52. Twenty-five years after the Charter of San Francisco was signed we might perhaps note that the dynamic process of international relations seems now to be entering a phase which is characterized by efforts to achieve a more stable and realistic basis for international coexistence through greater discipline in the exercise of power and the rapprochement of the great Powers.
53. There are tangible signs that encourage us to hGpe that a careful process of readjustment of international relations might well be leading us into a stage when peace will ultimately be the true sign of co-operation among nations. But it is by the same token evident that these important readjustments that emerge from agreements, mainly among powerful countries, must be supplemented, both in scope and in intensity, by the comprehensive consideration of the problems of development because it is almost trite to say that it is in the vast frustrated and disquiet region of the third world that the great Powers will ultimately define the new dimensions of peace among nations.
54. Peru is firmly convinced that the third world is doing everything in its power to solve, from the inside, the problems of its own development and to show itself unified and not incoherently broken up at the mercy of any pressure.

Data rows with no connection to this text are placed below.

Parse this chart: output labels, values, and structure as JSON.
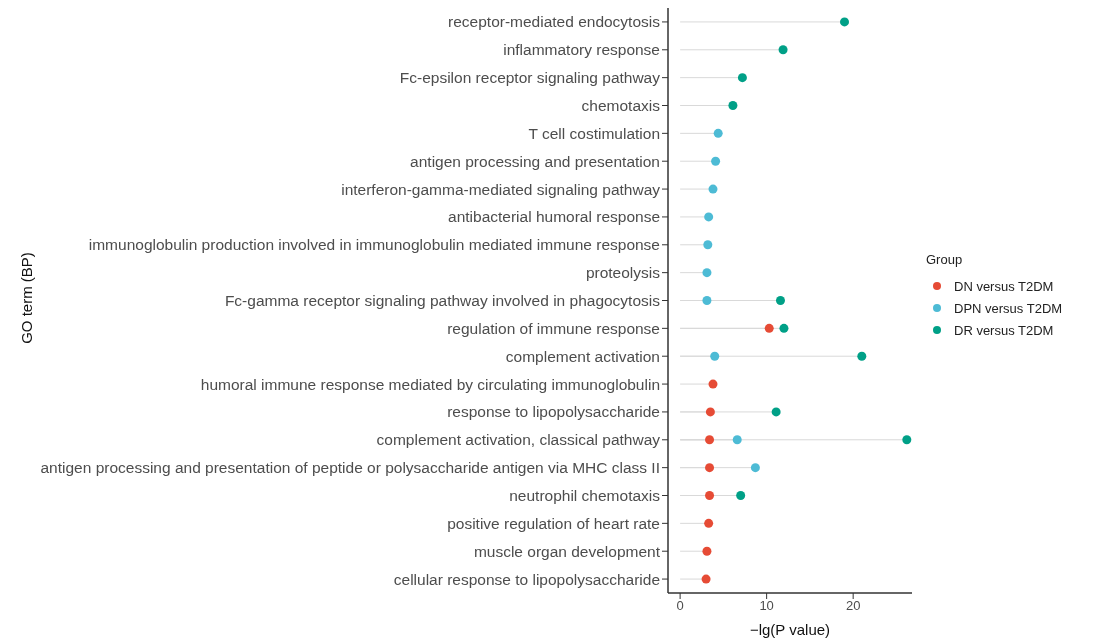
{
  "chart_data": {
    "type": "lollipop",
    "orientation": "horizontal",
    "xlabel": "−lg(P value)",
    "ylabel": "GO term (BP)",
    "legend_title": "Group",
    "legend": "right",
    "marker": "circle",
    "categories": [
      "receptor-mediated endocytosis",
      "inflammatory response",
      "Fc-epsilon receptor signaling pathway",
      "chemotaxis",
      "T cell costimulation",
      "antigen processing and presentation",
      "interferon-gamma-mediated signaling pathway",
      "antibacterial humoral response",
      "immunoglobulin production involved in immunoglobulin mediated immune response",
      "proteolysis",
      "Fc-gamma receptor signaling pathway involved in phagocytosis",
      "regulation of immune response",
      "complement activation",
      "humoral immune response mediated by circulating immunoglobulin",
      "response to lipopolysaccharide",
      "complement activation, classical pathway",
      "antigen processing and presentation of peptide or polysaccharide antigen via MHC class II",
      "neutrophil chemotaxis",
      "positive regulation of heart rate",
      "muscle organ development",
      "cellular response to lipopolysaccharide"
    ],
    "series": [
      {
        "name": "DN versus T2DM",
        "color": "#e64b35",
        "values": [
          null,
          null,
          null,
          null,
          null,
          null,
          null,
          null,
          null,
          null,
          null,
          10.3,
          null,
          3.8,
          3.5,
          3.4,
          3.4,
          3.4,
          3.3,
          3.1,
          3.0
        ]
      },
      {
        "name": "DPN versus T2DM",
        "color": "#4dbbd5",
        "values": [
          null,
          null,
          null,
          null,
          4.4,
          4.1,
          3.8,
          3.3,
          3.2,
          3.1,
          3.1,
          null,
          4.0,
          null,
          null,
          6.6,
          8.7,
          null,
          null,
          null,
          null
        ]
      },
      {
        "name": "DR versus T2DM",
        "color": "#00a087",
        "values": [
          19.0,
          11.9,
          7.2,
          6.1,
          null,
          null,
          null,
          null,
          null,
          null,
          11.6,
          12.0,
          21.0,
          null,
          11.1,
          26.2,
          null,
          7.0,
          null,
          null,
          null
        ]
      }
    ],
    "xlim": [
      -1.4,
      26.8
    ],
    "xticks": [
      0,
      10,
      20
    ]
  }
}
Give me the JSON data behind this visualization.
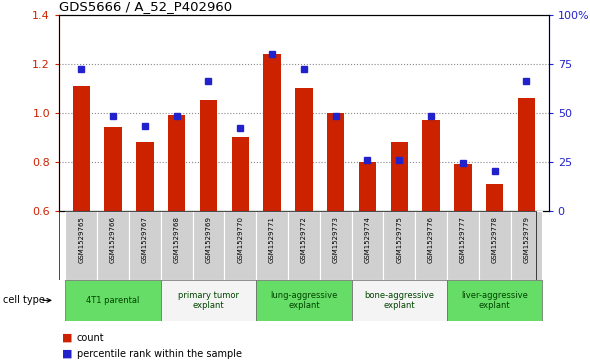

By co-ordinating the will of all its component States, by unifying interests and by drafting common lines of action, the third world is endeavoring, once and for all, to be an effective and valid spokesman, able to meet with the great Powers and having at its disposal a reasonable capacity for conciliation, as well as the necessary power so that its presence in the field of world decisions and the defense of its own interests will be one possessing a potential for negotiation, that is, with the necessary strength and power to hear and to be heard.
55. So this confrontation between an emerging world seeking progress and a world which is endeavoring to solve the great contradictions that have been created by history, ideology and wars must ultimately, in the next few years, produce constructive dialog, free from exploitation, free from deceit, which will effectively lead to the creation and establishment of permanent terms on which the true peace of the future can rest, a peace whose protagonists will, on the one hand, be the great industrial Powers, and on the other, the third world, the present world of poverty, but the present world of hope.